Bintang menggeleng. “Hanya luka kecil, sisa plester yang kamu beri waktu itu masih ada.”

“Sisa plester dua tahun lalu? Agak lain rupanya,” ujar Sera, sedikit terkejut mendengar pernyataan Bintang.

“Iya, terima kasih sudah menyembuhkan luka, Ser. Biar kini aku yang mencoba menyembuhkan lukamu.” Bintang tersenyum, menatap netra Sera dalam, mengamati setiap sorot kekecewaan yang ada di sana, dengan perlahan meraih ujung jari Sera. “Setidaknya kamu tidak terjatuh sendirian.”

Sera menatap jalanan dengan tatapan kosong, membiarkan aroma petrikor memenuhi rongga hidungnya. Bintang tersenyum samar. “Kamu pernah bilang bila setiap orang memiliki peran dan kesannya masing-masing. Bila Dipta pernah menjadi sesuatu yang berarti untukmu, biarkan aku pun untuk kembali mengisi separuh dirimu yang hilang.”

“Bagaimana kamu tahu mengenai Dipta?”

“Kamu yang pernah bercerita dahulu. Dipta dengan kameranya, Dipta dengan senyumnya, ataupun Dipta yang selalu ada menunggumu di gerbang sekokah. Benar begitu, bukan?” Bintang menyelipkan anak rambut Sera di belakang telinga gadis itu. “Izinkan kali ini aku yang mengambil perannya, yang akan selalu menunggu kedatanganmu tanpa berpikir untuk pergi.” Digenggamnya jemari Sera erat, merengkuhnya dalam dekapan di antara lampu jalanan yang mulai menyala. Sera menenggelamkan wajahnya di pundak Bintang, menyisakan air mata pada kemeja Bintang.

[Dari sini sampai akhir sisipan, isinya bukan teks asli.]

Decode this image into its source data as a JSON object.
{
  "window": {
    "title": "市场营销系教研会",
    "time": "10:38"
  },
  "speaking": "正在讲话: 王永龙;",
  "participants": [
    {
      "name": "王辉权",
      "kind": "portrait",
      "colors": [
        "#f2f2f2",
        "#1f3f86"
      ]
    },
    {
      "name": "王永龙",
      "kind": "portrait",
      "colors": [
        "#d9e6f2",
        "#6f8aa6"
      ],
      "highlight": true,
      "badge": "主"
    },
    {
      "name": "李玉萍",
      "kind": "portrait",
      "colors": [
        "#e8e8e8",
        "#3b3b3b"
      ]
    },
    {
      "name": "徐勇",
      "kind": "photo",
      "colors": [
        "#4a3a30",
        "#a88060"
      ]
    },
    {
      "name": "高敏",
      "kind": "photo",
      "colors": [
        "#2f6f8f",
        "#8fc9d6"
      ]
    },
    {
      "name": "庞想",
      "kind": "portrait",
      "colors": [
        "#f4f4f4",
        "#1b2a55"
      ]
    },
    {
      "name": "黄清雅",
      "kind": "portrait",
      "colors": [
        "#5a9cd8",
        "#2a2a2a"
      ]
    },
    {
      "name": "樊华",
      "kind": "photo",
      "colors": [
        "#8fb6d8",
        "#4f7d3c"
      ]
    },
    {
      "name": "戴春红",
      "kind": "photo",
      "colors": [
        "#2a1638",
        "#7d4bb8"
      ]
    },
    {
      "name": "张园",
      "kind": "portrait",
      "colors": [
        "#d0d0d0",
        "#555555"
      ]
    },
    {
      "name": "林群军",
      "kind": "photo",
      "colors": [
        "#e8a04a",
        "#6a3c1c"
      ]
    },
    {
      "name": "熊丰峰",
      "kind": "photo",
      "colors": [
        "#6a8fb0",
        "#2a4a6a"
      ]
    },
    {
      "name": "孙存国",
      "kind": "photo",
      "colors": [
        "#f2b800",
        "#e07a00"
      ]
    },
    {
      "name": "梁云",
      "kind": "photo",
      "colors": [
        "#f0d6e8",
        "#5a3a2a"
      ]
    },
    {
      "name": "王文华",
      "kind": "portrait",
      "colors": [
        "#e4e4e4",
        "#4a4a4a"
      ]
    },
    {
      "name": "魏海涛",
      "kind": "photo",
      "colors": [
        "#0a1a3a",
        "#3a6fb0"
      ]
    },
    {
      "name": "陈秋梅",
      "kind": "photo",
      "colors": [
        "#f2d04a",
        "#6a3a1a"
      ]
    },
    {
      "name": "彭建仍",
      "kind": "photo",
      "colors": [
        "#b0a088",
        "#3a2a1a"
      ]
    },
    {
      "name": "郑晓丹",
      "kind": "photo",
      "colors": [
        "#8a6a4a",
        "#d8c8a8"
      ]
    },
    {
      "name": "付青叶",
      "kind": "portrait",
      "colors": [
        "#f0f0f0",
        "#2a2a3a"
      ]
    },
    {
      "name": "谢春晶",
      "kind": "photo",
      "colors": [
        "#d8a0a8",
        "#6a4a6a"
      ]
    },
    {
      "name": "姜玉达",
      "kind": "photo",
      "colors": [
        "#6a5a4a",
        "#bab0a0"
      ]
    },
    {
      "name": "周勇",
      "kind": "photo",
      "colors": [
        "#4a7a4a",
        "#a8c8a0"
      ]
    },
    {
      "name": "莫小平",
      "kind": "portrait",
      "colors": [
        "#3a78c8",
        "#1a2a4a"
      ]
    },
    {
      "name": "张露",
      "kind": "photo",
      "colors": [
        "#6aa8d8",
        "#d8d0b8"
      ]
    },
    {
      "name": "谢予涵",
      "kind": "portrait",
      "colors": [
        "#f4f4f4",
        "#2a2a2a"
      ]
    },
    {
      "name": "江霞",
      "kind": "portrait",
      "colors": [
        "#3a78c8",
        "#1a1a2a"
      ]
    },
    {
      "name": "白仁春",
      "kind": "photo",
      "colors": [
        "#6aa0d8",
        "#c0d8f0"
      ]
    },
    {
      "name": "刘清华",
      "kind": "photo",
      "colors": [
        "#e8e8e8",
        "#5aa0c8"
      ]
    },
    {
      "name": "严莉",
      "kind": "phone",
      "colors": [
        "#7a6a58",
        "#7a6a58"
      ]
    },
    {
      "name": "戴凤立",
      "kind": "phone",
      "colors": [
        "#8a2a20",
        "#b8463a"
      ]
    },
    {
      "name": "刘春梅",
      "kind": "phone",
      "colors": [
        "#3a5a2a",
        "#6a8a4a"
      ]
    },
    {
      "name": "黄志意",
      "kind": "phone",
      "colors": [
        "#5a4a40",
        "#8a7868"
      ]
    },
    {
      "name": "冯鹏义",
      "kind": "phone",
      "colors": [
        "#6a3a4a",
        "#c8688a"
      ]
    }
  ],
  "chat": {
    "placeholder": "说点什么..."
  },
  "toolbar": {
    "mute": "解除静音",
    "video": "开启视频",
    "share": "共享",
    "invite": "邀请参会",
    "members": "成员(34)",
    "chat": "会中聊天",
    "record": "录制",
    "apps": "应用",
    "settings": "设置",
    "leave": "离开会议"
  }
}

Tak jauh dari sana, Dipta melihat mereka di seberang, membawa dua payung yang tadinya hendak diberikan satu untuk Sera. Namun, Bintang tampak mendekatinya lebih dahulu. Dipta tersenyum kecil dan berbalik pergi.

“Kira-kira, nanti siapa yang akan jatuh cinta duluan?”

“Ya kamu lah, Ta. Palingan nanti dianya kamu ajak ngoding atau hunting foto bareng.”

“Yang duluan belum tentu bertahan lebih lama, Ser.”

“Ya sudah, aku mau jatuh hati sama bintang saja. Biar kadang tidak terlihat, tapi selalu ada.”